Ultrasound is a very safe, non-invasive test that has no adverse effects and is available at all RCH offices.

Retinal Photography


Retinal photography (as well as ultra-widefield photography) utilizes a camera to take pictures of the retina in the back of the eye. The eye generally needs to be dilated to enable quality retinal photography. Retinal photography may be used in a variety of conditions to document findings and follow them over time. It is non-invasive and there are no reported adverse effects.

Spectral Domain Optical Coherence Tomography (SD-OCT) Imaging

OCT is an imaging technique that utilizes light wave interferometry to produce high resolution cross-sectional images, similar to a computed tomography (CT) scan of the retina. The images measure the thickness of the retina and are very useful in the diagnosis and follow-up of many diseases affecting the macula. The scan takes only a few minutes and is non-invasive with no adverse effects. High resolution Spectral Domain OCT testing is available at all of our offices.

Spectralis Multi-Color Imaging

Multi-Color Imaging is a new technology that enables your doctor to obtain higher-quality photographs of the retina. This new system uses three separate laser colors, each scanning a different layer of the retina. The combined information from each laser provides a sharper and clearer image than previously possible. An advantage of using this technique is that quality photographs can be obtained even in difficult to image patients such as those with advanced cataracts or eye movement disorders.

Ultra-Widefield Photography and Fluorescein Angiography

Classic retinal photography and angiography usually covers only about 45 degrees, or roughly 20% of the retina at one time. Many abnormalities of the peripheral retina are difficult to image during fluorescein angiography and therefore we are unable to evaluate it thoroughly. However, with ultra-widefield photography we are able to view a much larger portion of the retina in one image.

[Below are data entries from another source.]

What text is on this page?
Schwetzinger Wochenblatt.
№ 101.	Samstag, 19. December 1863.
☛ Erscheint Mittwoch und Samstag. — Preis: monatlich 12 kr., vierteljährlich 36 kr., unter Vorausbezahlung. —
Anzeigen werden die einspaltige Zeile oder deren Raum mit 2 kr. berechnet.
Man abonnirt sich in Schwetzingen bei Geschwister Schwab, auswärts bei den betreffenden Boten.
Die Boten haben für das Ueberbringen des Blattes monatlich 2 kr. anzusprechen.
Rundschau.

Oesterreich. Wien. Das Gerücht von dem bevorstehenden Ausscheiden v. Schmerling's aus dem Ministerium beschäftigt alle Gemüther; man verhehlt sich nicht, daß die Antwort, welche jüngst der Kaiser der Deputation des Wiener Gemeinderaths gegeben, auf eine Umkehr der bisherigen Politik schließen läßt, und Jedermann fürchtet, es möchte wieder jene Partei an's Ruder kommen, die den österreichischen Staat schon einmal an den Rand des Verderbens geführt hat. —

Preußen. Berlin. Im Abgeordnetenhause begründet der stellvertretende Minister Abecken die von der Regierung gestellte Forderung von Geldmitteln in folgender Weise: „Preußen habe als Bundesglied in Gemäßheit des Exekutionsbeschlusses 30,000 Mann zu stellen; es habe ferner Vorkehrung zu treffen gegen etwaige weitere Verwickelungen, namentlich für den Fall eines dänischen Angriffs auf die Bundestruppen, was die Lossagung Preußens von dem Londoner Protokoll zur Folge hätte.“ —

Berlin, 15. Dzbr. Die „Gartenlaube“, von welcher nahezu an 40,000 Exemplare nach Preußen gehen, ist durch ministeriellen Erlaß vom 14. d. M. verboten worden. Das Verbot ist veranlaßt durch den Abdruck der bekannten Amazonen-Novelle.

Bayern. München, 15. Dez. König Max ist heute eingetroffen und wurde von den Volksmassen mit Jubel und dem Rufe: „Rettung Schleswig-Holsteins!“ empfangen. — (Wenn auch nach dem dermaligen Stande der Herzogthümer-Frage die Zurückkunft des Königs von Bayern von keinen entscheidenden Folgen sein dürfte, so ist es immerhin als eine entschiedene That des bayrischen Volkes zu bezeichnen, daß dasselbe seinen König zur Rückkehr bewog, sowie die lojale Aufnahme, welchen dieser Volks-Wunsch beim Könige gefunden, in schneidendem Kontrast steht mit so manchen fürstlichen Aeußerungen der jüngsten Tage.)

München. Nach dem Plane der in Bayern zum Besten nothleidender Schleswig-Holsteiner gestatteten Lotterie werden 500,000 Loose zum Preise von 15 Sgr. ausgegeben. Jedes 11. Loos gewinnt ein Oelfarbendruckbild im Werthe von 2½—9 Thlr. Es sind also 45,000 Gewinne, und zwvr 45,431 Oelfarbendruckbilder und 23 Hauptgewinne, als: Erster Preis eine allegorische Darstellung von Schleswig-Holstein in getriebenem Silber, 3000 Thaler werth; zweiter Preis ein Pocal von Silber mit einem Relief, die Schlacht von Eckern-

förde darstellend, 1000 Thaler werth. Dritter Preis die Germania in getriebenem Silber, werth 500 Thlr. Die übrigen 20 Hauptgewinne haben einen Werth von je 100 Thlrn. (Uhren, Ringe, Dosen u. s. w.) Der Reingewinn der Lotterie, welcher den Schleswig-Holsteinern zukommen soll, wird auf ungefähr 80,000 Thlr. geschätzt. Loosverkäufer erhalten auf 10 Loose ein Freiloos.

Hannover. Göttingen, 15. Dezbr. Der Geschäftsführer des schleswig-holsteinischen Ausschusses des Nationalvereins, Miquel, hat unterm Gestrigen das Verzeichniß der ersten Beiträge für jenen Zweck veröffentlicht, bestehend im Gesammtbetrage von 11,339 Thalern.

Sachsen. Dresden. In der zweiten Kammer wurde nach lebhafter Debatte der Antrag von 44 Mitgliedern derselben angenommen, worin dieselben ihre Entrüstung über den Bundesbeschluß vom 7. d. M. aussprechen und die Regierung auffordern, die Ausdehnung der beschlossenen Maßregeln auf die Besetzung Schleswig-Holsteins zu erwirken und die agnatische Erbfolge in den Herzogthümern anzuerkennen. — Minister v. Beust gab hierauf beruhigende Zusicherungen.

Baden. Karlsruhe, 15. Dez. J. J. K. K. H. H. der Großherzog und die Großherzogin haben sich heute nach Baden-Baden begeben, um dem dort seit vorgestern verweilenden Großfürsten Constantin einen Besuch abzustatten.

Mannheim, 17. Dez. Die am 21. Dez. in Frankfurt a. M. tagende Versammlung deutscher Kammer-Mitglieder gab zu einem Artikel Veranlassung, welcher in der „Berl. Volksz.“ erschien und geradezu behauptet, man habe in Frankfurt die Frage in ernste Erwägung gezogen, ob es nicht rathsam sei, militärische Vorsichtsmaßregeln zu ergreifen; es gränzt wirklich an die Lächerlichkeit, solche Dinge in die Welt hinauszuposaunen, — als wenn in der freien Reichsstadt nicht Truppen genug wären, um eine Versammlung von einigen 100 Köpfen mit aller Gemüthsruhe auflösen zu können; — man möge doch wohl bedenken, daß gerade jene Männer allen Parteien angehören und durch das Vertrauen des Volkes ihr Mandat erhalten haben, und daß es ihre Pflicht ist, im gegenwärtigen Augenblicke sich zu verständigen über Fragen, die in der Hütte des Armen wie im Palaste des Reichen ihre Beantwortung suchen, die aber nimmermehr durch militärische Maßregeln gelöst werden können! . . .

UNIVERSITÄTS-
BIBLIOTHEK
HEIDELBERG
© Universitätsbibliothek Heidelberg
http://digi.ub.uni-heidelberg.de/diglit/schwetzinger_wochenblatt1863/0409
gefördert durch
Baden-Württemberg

Ultra-widefield imaging enables us to view almost 200 degrees or 80% of the retina at one time. Fluorescein angiography can also be done using ultra-widefield photography and it provides superior visibility of the peripheral retina. Many abnormalities in the peripheral retina that were previously unable to be viewed on traditional angiography are demonstrated clearly on wide-field imaging. However it is important to note that ultra-widefield photography, or any photography for that matter, does not take the place of a good, dilated eye exam by your doctor.

Most of our offices are equipped with instruments that allow ultra-widefield photography and fluorescein angiography.